The objectives of the reversed class. It is clear that at the start of the 21st century , a majority of students want to be more active in acquiring their knowledge . These students would particularly like to learn at their own pace and interact differently with their teachers. Based on this observation, a reflection was carried out at the Catholic University of Lille (University and Multidisciplinary Federation of Lille), EESPIG of the ULNE which led its 5 faculties in 2012 to a program entitled “Horizon 2020″to encourage its teachers to engage in pedagogical innovation. The reversed class which is presented here is one of the experiments which is integrated into this system of transformation of university teaching practices.
The flipped class
The principle of the reversed class. The flipped class can be defined as a DIY or “ do it yourself ” teaching method . It is resolutely innovative compared to the inverted classes usually experienced in the world of education. Indeed, it does not provide learners with the content of the course, which represents a real revolution for what is expected of a “lectured course”.
This particularly original method was devised 4 years ago for a course in molecular genetics intended for 3rd year undergraduate biology students. Fully lecture-based teaching is abandoned in favor of a co-elaborative methodology.whose goal is to get learners out of a certain passivity to put them in an active learning situation. The change in posture is bilateral . On the one hand, students pass from the state of “consumers” to that of “constructors of knowledge”.
They will build the course without any document being provided to them. On the other hand, the teacher goes from the production and the transmission of the course to the accompaniment of his students in the construction of their knowledge… until playing the role of student!
The production of the course by the students.
At first, the students are gathered around the teacher who will present the approach to them. As with any educational innovation process, it is necessary to explain to them the reason for a method that invites them to learn differently. This exchange time takes about 2 hours, a few days before the first lesson. Not to do so would be tantamount to taking the risk that they reject the principle and do not motivate themselves from the start. We explain to them that the course will no longer be given in an academic way , but that they will have to build it by themselves and in teams of 6 to 7 students.These teams are built on an equal level in terms of scientific prerequisites, abilities to build chapters and transmit them to others for a good understanding of all. It is a decisive “casting” which makes it possible to avoid too high a concentration per team of “good” or “bad” students (students more or less well adapted to the academic mode of teaching), but also of “leaders” or “followers” (students with more or less expansive behavior). Teams that work independently can interact with each other during work sessions. The chapters of the course are developed by the students according to a precise protocol with a pre-established and calibrated deliverable. The expected work is both collective and individual.Each student must participate with his group in the construction of several chapters and assimilate those made by the others. This pedagogy is fully collaborative. It takes place in a large room with several removable workstations (tables on wheels allowing the space to be arranged differently, chairs and stools, fixed computer workstations, flipchart and post-its, mobile boards with markers with indelible ink, projection, laptops and tablets for students, interactive whiteboard, Wi-Fi with very good speed, etc. that can each accommodate a group. It uses a set of IT platforms and tools(Google Drive, Facebook, Moodle, Twitter…), which allows students to publish their work “in the cloud” accessible by all.

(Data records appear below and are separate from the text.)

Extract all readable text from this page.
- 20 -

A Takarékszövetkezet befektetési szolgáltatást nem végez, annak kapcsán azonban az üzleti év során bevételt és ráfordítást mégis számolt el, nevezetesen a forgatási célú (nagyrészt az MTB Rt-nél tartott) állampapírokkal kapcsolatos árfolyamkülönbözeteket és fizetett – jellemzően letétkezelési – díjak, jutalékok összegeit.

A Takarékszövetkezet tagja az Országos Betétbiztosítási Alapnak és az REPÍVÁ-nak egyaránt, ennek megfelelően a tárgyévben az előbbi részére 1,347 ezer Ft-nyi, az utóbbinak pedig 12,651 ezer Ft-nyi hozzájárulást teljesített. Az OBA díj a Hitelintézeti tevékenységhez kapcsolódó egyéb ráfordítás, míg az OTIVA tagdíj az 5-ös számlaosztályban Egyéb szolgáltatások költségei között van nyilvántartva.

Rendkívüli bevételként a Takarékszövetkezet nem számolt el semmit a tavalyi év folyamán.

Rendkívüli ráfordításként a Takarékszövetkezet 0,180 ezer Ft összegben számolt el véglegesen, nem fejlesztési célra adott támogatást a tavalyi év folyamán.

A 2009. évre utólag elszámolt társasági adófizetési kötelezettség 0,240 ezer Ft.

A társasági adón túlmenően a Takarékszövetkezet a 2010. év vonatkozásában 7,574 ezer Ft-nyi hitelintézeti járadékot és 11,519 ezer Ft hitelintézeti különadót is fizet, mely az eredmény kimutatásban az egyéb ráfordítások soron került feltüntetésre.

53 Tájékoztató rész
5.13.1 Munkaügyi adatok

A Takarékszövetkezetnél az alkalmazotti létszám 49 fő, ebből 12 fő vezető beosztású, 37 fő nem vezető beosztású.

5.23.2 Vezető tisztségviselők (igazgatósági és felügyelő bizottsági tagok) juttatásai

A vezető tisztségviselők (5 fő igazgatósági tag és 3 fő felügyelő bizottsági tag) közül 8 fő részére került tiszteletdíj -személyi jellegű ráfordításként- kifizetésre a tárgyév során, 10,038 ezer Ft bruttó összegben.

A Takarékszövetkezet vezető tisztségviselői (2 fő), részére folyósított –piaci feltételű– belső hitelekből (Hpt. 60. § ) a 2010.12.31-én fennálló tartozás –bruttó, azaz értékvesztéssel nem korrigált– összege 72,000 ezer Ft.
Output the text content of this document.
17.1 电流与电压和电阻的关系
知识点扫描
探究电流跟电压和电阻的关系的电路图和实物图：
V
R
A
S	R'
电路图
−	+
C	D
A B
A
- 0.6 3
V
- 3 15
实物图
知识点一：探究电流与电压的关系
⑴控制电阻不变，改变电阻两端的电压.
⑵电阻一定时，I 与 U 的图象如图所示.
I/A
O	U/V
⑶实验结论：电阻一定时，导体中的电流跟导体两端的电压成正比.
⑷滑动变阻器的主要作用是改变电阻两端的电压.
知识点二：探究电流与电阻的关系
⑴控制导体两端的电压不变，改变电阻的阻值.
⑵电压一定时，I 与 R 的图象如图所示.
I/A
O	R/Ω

The mode of animation is free in each group, but it is suggested that they share the responsibilities:
collection of information with discernment on the Internet, consultation of documents on the digital library in the network, verification of compliance with the deliverables (publication of the production on computer platform). Each session begins with a quarter of an hour generally devoted to questions, quizzes or other types of exercisesallowing interaction between teams. These exercises precede the DIY work which can be interrupted for collective times with oral presentations. This will involve, for example, focusing on a point of fundamental knowledge (brief presentation by the teacher, questions and answers, “turntable” method, mental maps, etc.) or answering questions collectively. At the end of the session, the production of each group is saved on the collaborative platform. Students can organize themselves during the week to develop it and prepare questions for the next session.
The teacher who becomes a student! It seems that the best way to learn is to teach! So why not ask students to deliver the course content they have built themselves, a good way to check their level of learning? They are thus asked to “come up on the platform” and give the course. This allows the teacher to realize the understanding of the contents of the chapters by his students, especially on the fundamentals. The teacher who has become a “student” will play the role of the candid . Everyone forms a circle around him. The voluntary students of each group make the courseto the blackboard. They present the most important parts of their chapter. They are only given 10 to 15 minutes. It’s time for explanations. Then comes that of the questions during which the “student” teacher does not hesitate to question his “teachers” as if he did not understand what is explained to him.